The mosquito breeding season is getting underway in the U.S., and with it has come a growing concern about the mosquito-borne Zika virus.
Dozens of organizations joined the March of Dimes on Tuesday in urging Congress to approve an emergency funding measure to protect pregnant women and to promote research on the Zika virus.
"Zika virus is on our nation’s doorstep. It is up to us to close the door," said Dr. Edward McCabe, senior vice president and medical director of the March of Dimes Foundation.
McCabe's remarks came during a teleconference in which he and others implored lawmakers to provide immediate, emergency funding. "We have only weeks to prepare before the mosquitoes, and perhaps the virus, will get ahead of us," he said.
Zika is linked to microcephaly, which causes a spectrum of birth defects, miscarriages and deaths in infants, as well as paralysis in adults. In January, the World Health Organization called the virus an international public health emergency because of its link to microcephaly.
President Barack Obama asked Congress in early February for $1.9 billion in emergency funding to fight the Zika virus. U.S. House Speaker Paul Ryan responded in late March by saying the federal government has "plenty of money" and could use emergency funds left over from Ebola programs to fight Zika. But the Centers for Disease Control and the National Institutes of Health say that money already has been allocated to prevent another Ebola pandemic.
Pregnant women have been cautioned to wear protective clothing and use insect repellent to try to avoid getting mosquito bites. But Dr. Hal Lawrence, executive vice president of the American Congress of Obstetricians and Gynecologists noted that "50 percent of pregnancies in this country are unintended."
In an interview with VOA, Lawrence pointed out that the virus is also sexually transmitted. "Contraception is a very important part of the multipronged attack in protecting women" against a virus for which there are "no treatment options and a lot of uncertainty," Lawrence said at the news conference.
Associations representing state and local health departments also signed the petition. Dr. Oscar Alleyne, senior adviser for public health programs at the National Association of County and City Health Officials, told VOA, "Many health departments have seen reduced funding, reduced budgets over the course of time, whether it’s for vector control or normal surveillance activities. That just makes us a weaker infrastructure to combat this particular threat and other threats like it."

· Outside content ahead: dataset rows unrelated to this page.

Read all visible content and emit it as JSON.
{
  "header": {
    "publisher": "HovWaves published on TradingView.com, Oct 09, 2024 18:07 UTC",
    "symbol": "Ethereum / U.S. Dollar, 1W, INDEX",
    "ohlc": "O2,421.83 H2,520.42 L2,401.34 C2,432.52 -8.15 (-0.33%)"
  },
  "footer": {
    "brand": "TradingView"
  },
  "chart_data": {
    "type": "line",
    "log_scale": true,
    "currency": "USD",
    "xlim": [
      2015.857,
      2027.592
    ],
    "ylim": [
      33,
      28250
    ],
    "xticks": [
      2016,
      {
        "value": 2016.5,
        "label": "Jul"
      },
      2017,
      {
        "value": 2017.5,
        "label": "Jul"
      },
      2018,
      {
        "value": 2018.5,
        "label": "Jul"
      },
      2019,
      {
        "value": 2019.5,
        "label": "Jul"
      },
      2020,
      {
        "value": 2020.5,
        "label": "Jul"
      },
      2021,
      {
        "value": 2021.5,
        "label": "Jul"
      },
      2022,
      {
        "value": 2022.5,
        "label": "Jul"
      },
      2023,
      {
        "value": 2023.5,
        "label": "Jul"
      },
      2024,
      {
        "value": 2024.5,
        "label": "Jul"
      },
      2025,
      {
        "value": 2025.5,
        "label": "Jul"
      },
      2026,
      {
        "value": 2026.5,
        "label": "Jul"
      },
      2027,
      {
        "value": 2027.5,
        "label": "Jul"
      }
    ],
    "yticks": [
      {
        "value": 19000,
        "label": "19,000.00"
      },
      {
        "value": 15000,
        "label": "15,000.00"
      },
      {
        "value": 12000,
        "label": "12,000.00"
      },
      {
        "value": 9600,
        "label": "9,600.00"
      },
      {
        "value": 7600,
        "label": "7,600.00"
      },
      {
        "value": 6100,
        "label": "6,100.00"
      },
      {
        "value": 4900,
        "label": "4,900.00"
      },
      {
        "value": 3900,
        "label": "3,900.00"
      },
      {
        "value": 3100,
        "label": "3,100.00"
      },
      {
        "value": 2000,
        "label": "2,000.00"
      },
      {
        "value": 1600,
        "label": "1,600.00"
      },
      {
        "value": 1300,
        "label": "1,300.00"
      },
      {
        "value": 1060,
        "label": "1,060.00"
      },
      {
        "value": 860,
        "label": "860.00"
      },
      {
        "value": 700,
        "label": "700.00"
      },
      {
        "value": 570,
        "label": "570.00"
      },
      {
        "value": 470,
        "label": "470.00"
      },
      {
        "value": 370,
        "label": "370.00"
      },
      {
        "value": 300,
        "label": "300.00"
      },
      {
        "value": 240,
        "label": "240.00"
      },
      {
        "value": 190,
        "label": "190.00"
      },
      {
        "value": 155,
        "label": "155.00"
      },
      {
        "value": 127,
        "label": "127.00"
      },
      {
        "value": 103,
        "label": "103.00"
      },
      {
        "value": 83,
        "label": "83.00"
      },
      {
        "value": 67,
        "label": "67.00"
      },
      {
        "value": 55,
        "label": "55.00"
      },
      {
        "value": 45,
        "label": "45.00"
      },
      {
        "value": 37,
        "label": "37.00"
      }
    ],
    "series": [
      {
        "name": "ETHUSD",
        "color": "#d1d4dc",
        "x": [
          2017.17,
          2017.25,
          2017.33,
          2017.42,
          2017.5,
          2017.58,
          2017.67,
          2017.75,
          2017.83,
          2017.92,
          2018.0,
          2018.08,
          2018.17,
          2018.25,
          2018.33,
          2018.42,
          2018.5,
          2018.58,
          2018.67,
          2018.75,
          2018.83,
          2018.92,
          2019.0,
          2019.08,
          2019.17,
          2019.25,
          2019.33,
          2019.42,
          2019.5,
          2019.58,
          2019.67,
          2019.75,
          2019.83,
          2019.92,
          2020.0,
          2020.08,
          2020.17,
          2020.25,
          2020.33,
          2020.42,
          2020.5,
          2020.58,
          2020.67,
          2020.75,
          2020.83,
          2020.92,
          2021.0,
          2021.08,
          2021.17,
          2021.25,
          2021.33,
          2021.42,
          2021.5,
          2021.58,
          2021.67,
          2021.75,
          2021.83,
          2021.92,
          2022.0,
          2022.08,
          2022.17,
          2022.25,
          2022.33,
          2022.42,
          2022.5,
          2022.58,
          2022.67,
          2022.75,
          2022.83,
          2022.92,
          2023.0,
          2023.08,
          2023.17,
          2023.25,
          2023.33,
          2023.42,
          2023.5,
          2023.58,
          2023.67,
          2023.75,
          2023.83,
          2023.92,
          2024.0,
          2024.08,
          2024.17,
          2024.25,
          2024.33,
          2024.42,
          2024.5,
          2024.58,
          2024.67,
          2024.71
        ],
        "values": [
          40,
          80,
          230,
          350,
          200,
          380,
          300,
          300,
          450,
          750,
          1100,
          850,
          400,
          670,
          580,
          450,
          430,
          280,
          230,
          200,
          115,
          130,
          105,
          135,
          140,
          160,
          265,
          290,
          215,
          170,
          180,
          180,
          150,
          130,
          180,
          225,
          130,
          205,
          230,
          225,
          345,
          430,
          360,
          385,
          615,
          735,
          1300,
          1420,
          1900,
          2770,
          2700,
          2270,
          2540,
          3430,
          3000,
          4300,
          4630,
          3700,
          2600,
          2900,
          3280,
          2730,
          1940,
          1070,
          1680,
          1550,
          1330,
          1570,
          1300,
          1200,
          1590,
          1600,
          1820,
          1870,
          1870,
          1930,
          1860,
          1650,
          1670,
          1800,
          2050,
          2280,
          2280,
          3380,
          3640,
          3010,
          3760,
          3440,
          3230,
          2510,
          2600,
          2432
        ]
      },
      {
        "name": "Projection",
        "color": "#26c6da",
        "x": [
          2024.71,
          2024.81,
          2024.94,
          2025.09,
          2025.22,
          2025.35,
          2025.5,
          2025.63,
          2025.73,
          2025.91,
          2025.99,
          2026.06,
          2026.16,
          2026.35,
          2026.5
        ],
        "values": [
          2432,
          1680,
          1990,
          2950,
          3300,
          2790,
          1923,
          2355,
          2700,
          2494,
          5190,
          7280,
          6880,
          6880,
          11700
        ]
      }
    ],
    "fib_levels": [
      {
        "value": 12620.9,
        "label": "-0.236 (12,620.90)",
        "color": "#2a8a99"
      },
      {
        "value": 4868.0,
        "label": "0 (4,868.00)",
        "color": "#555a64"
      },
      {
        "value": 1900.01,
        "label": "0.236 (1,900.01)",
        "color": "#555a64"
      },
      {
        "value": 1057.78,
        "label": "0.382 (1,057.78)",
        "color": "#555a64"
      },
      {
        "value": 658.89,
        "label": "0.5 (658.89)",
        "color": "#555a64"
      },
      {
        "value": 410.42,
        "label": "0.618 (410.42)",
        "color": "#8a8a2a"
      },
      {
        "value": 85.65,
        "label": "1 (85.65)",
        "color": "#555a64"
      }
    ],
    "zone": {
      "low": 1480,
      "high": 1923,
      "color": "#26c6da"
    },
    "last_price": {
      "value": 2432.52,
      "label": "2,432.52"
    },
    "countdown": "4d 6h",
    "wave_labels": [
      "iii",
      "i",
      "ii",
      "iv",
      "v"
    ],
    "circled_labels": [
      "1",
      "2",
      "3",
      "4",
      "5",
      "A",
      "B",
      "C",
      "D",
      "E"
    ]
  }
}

James Blumenstock, chief program officer at the Association of State and Territorial Health Officials, also made that point during Tuesday's news conference. He said funding and positions with public health programs have been severely cut over the years, which is another reason that emergency funds are needed.
Because of what they see as an urgent need, 68 patient advocacy and health organizations have added their voices to those of the federal health agencies and Obama in petitioning Congress for new funding to help slow the spread of Zika and to finance programs to develop and test a vaccine.
The House of Representatives returns from recess April 12.